Salvar é educar e a educação do espírito é problema universal. A obra da salvação é obra de educação e o evangelho é a doutrina da educação. Educar é desenvolver os poderes do espírito aplicando-os na conquista de estados cada vez mais elevados. Salvar é subir, é gravitar de um céu para outro numa ascensão contínua e intérmina. E se a questão não é salvarmos o nosso espírito, temos a salvação por iluminação de nós mesmos a caminho de aquisições e realizações no infinito. Salvar é levantar, é iluminar, ajudar e enobrecer, salvar-se é educar-se alguém para ter condições plenas de ajudar a educar também os outros.

Quando nós de fato descobrimos o grande lance da vida nós começamos a lutar com carinho por uma sistemática que não fique circunscrita ao salvar-se. Alguém pode dizer após ter passado por momentos dificílimos: "Eis que eu me salvei!" Tudo bem, ótimo, mas e daí?
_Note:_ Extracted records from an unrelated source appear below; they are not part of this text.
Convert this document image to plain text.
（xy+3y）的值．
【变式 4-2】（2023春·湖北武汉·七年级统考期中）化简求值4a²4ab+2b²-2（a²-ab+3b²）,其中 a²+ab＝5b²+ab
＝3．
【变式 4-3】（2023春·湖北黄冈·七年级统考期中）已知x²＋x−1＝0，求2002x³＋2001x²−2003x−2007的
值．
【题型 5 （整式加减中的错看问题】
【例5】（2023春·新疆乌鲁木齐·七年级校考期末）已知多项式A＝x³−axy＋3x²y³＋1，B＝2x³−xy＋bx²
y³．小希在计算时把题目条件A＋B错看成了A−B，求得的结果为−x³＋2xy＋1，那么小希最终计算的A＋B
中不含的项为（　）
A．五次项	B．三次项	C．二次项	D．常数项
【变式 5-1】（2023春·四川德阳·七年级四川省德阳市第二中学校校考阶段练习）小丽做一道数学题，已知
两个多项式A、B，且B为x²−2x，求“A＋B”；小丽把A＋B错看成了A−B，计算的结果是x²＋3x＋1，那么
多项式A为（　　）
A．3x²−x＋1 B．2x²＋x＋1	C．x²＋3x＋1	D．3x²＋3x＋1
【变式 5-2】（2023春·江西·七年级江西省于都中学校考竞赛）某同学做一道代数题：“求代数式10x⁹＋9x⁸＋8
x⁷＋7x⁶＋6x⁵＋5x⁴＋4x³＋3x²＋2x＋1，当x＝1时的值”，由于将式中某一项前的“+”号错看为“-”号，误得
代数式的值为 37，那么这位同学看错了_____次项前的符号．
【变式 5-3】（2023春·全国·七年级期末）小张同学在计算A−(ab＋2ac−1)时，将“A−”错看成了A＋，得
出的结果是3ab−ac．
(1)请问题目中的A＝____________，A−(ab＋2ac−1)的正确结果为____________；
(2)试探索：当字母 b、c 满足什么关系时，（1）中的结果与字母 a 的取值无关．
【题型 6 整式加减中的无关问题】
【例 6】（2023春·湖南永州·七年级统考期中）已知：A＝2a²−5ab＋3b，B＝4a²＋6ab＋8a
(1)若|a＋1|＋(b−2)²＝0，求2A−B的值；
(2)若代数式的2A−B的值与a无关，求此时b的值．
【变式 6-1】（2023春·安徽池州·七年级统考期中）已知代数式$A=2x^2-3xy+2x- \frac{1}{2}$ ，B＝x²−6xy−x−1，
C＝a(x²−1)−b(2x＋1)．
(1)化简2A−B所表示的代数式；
Entendeu a questão? Salvou prá quê? Essa é a grande interrogação. Com certeza foi para operar em favor de alguma coisa. Não é isso mesmo? Não demos agora a pouco o exemplo de um navio que estando para afundar foi salvo? Pois então, esse navio num risco iminente de naufragar foi salvo para quê? Para ser colocado no porto? Ficar inerte, parado? Deixar o navio que estava afundando ancorado para todo mundo ir vê-lo e admirar: "Nossa, foi salvo?!" Não. Pelo amor de Deus, não. 

Não se trata apenas de bater palma para o navio que estava para afundar e não afundou. O navio foi salvo para ser lançado no oceano outra vez. Com certeza. Por essa razão, o nosso propósito é nos projetarmos para além da salvação porque salvar tem objetivo, ninguém vai salvar nada que não tenha utilidade.

A ideia é salvar para poder operar, e a indagação é: o que fazer com o navio agora? Com o navio que não afundou? Qual vai ser a nova rota que ele vai percorrer agora? Não fica difícil a gente concluir que o seguidor do evangelho, sob a luz do esclarecimento, trabalha com a rota do componente salvo. O trabalho de agora em diante é saber a nossa capacitação em função da nossa manutenção de vida. O primeiro desafio é arregimentarmos conhecimento para nos salvarmos e, uma vez salvos, aprendermos como cooperar melhor com os outros.